Angkatan Darat Amerika sedang mencari cara untuk bisa dengan cepat memasok pasukan yang ada di garis depan dengan senjata, amunisi, makanan dan pasokan penting lainnya menggunakan drone kargo otonom.
Setelah mempelajari operasi logistiknya di Afghanistan selama beberapa tahun terakhir, US Army percaya dapat menggunakan kendaraan udara tak berawak (UAV) untuk menanggapi kebutuhan unit-unit kecil namun vital di medan perang dengan secara efektif memotong lapisan birokrasi militer dan masalah logistik oleh memungkinkan tentara untuk memanggil persediaan sesuai permintaan.
Untuk mengembangkan ide-ide ini, tentara telah membentuk upaya bersama dengan Korps Marinir Amerika dan meminta masukan dari produsen dirgantara. Layanan tersebut pada akhir Maret lalu mengadakan acara pertukaran data industri di Army Logistics University di Fort Lee, Virginia.
Menyebut inisiatif mereka dengan Joint Tactical Autonomous Aerial Resupply System (JTAARS), Angkatan Darat Amerika mencari UAV ringan dengan berat kurang dari 599kg yang dapat dengan mudah dibawa dengan kendaraan berukuran kecil, dengan peralatan pendukung yang minim dan perawatan yang diperlukan. Layanan ingin UAV dapat mengangkut kargo dengan breat 136kg hingga 636kg.
Drone harus memiliki jangkauan minimum terbang 80km dan kemampuan lepas landas dan mendarat secara vertikal (VTOL). Jenis propulsi tidak ditentukan oleh layanan, meskipun produsen telah mengeksplorasi mesin listrik, hybrrid, sel bahan bakar dan mesin bertenaga bensin.

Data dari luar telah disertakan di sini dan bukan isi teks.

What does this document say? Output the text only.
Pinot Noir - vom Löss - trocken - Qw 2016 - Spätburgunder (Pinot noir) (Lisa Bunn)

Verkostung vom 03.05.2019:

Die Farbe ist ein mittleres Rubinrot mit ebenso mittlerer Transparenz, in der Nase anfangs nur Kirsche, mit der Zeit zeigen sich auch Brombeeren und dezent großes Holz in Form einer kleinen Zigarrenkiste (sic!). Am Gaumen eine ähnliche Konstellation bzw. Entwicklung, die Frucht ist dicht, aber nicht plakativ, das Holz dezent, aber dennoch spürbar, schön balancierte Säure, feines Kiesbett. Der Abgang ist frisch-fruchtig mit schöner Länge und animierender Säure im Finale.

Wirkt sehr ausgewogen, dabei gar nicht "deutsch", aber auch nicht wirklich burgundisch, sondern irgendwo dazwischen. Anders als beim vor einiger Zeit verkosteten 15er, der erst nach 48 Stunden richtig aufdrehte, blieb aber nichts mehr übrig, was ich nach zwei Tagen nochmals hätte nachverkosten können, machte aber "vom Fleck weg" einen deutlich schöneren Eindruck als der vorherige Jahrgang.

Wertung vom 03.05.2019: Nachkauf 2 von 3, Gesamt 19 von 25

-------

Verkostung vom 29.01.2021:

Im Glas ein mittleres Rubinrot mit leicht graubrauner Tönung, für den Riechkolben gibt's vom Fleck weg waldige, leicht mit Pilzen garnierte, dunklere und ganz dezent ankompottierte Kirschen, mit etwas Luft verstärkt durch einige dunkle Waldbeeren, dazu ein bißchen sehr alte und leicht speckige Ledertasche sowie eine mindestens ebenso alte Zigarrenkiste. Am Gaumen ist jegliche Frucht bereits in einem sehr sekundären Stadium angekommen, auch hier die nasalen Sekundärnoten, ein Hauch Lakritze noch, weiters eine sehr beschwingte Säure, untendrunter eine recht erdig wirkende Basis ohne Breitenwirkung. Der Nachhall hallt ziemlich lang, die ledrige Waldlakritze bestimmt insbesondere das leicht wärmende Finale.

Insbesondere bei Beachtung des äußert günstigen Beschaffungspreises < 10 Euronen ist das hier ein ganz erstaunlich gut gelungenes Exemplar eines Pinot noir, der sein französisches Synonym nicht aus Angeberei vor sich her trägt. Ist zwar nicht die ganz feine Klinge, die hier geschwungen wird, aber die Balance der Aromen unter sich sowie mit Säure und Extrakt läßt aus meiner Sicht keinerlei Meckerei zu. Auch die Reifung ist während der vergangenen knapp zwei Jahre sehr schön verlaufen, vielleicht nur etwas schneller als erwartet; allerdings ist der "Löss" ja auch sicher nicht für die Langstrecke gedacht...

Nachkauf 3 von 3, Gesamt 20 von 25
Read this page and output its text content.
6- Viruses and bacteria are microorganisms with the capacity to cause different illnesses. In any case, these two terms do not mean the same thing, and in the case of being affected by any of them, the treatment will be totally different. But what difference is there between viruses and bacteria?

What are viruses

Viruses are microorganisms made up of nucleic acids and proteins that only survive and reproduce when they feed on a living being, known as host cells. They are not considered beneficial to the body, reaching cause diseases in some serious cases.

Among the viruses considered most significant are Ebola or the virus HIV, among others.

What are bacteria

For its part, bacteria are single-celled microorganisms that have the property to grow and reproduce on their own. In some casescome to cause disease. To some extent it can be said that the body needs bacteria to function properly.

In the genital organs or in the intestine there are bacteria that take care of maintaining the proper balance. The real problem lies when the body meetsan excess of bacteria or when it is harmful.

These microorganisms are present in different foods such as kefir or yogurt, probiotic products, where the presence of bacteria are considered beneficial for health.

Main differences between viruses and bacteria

“Kendaraan udara tak berawak VTOL harus mampu fungsionalitas otomatis termasuk peluncuran, penerbangan, navigasi (termasuk tanpa GPS), pengiriman kargo, pendaratan dan kembali ke lokasi peluncuran awal,” kata US Army sebagaimana dilaporkan Flightglobal Senin 8 April 2019.
“Ini membutuhkan kemampuan otonom untuk mendeteksi dan menghindari rintangan, mengevaluasi dan menegosiasikan lokasi pendaratan, dan mengoptimalkan rutenya untuk mencapai tujuan memasok kargo.” Drone pengiriman harus tersedia untuk penggunaan operasional oleh pada tahun 2024.
Konsep drone kargo datang dari pengalaman di Afghanistan. Letnan Kolonel Jeremy Gottshall, yang pada 2015-2017 ditugaskan mendokumentasikan persyaratan JTAARS, mengatakan dukungan helikopter dengan menggunakan pesawat seperti Boeing CH-47 Chinook atau Sikorsky UH-60 Black Hawk – membutuhkan 72-96 jam, dan seringkali lebih lama, untuk memasok tim tempur. “Sering kali pesawat ini bisa diprioritaskan untuk sesuatu yang lain,” kata Gottshall.
“Ketika mereka dapat membawa puluhan ribu pon, mungkin tidak layak untuk menjalankan misi mereka untuk membawa beberapa ratus pon.”
Sementara menggunakan transportasi darat juga akan membutuhkan konvoi dan semua persyaratan keamanan serta semua ancaman lingkungan yang menyertainya.
Unit-unit penerbangan Angkatan Darat Amerika diminta ketika menanggapi situasi darurat, seperti ketika unit-unit kecil diserang atau dalam bahaya yang akan segera terjadi.
Dengan bantuan UAV, angkatan darat berharap dapat membawa pasokan ke pasukan garis depan persis seperti apa yang mereka butuhkan. Sifat on-demand dari sistem dalam beberapa hal bisa terlihat mirip dengan upaya drone pengiriman oleh entitas logistik komersial seperti Amazon, FedEx dan DHL, kata Gottshall.
Sistem seperti itu dapat memungkinkan unit kecil untuk terus bergerak dan ini menjadi elemen kunci dalam mempertahankan operasi tempo cepat. “Jika Anda statis, Anda mungkin tidak akan hidup lebih lama,” katanya.